Finally, green takeaway cups are here

Green Your Cup

You’re on your way to work and you nip into the local coffee shop and a drink ‘to go’. Heading back out and into the swathe of people that are getting on with their daily commute you eventually finish your much needed morning brew and drop your now empty takeaway cup into the nearest bin and carry on. It’s a routine that millions of people like you have, and one that is repeated day after day, week after week.

But did you know that the cup you had and discarded most likely cannot be recycled?

It is estimated that 50 billion takeaway cups – enough to reach the moon and back a handful of times – end up on landfill sites in the United States alone, and now imagine what that number will be when waste from Australia and Great Britain and other coffee-mad nations are added.
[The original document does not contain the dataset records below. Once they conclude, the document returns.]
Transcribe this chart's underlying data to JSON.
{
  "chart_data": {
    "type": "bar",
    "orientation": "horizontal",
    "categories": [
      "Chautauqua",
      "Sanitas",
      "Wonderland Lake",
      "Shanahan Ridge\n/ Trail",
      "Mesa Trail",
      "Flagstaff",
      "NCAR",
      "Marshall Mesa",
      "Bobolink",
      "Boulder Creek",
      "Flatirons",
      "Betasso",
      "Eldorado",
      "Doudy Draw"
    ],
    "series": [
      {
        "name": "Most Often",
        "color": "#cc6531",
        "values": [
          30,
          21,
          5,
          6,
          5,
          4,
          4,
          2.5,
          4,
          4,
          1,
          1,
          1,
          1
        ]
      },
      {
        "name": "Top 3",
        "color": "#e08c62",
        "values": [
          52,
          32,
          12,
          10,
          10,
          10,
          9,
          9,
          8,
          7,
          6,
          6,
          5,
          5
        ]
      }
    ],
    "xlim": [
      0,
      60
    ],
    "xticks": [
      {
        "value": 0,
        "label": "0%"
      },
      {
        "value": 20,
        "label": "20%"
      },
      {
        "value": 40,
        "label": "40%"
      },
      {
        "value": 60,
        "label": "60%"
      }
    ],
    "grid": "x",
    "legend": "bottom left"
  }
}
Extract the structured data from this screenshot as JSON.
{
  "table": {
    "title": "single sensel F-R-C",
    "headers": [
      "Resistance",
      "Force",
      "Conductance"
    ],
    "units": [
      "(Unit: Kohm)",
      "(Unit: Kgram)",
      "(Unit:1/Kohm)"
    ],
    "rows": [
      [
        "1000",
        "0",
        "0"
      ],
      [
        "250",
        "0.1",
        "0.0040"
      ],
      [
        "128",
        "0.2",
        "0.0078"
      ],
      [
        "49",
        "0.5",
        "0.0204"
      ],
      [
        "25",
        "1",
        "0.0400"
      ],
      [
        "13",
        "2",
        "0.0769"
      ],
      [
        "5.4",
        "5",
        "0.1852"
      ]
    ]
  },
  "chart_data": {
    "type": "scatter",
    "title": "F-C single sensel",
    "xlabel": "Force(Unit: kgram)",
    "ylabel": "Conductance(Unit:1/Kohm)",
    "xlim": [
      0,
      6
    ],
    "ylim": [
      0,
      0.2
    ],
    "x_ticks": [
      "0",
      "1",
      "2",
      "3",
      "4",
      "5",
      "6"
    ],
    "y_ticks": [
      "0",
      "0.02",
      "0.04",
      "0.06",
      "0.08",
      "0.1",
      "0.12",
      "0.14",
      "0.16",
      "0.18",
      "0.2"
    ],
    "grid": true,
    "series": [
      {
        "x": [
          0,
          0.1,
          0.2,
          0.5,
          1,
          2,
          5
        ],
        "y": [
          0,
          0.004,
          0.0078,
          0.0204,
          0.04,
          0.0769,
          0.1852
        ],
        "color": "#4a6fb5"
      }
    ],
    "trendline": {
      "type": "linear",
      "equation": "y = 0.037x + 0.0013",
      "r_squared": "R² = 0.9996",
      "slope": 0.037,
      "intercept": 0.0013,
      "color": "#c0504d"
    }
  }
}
It’s a staggering amount.

The reason as to why these generally cardboard constructions aren’t recyclable is because of the the presence of an extremely thin, but vital, layer of plastic. The plastic is needed to ensure that the cups don’t become warped and porous when filled with liquid.

Recycling plants therefore need specialised equipment in order to separate the paper from the plastic, equipment that isn’t readily available – and so the cups head to landfill.

If you’re surprised about this fact, don’t worry as you are not alone: A couple of years ago a study by the consumer group Which? found that 8 in 10 people thought that these cups could be recycled.

However one British businessman and inventor is hoping to reinvent the takeaway coffee cup.

Martin Myerscough has come up with an alternative that will make the recycling process easier and the cups greener.

“We went back a step,” he said, talking about his design process. Instead of building the cup around the plastic, the thin layer is added last.

This means that the film will be easily trapped by conventional filters and the paper and cardboard can carry on to be repurposed.

“[The drink] will taste the same, it will look the same, you can put your lips to it the same,” Myerscough noted, saying that the only difference between normal cups and his Green Your Cup is that one goes in with the general waste and the other goes in the recycling pile.

Unsurprisingly, environmental advocates have spoken up in praise of this invention, with a Rainforest Alliance spokesperson going on record to state that “Green Your Cup takes a single use waste product that too often ends up in landfill and turns it into a resource that can be recycled,” hailing it as a major breakthrough for the beverage industry.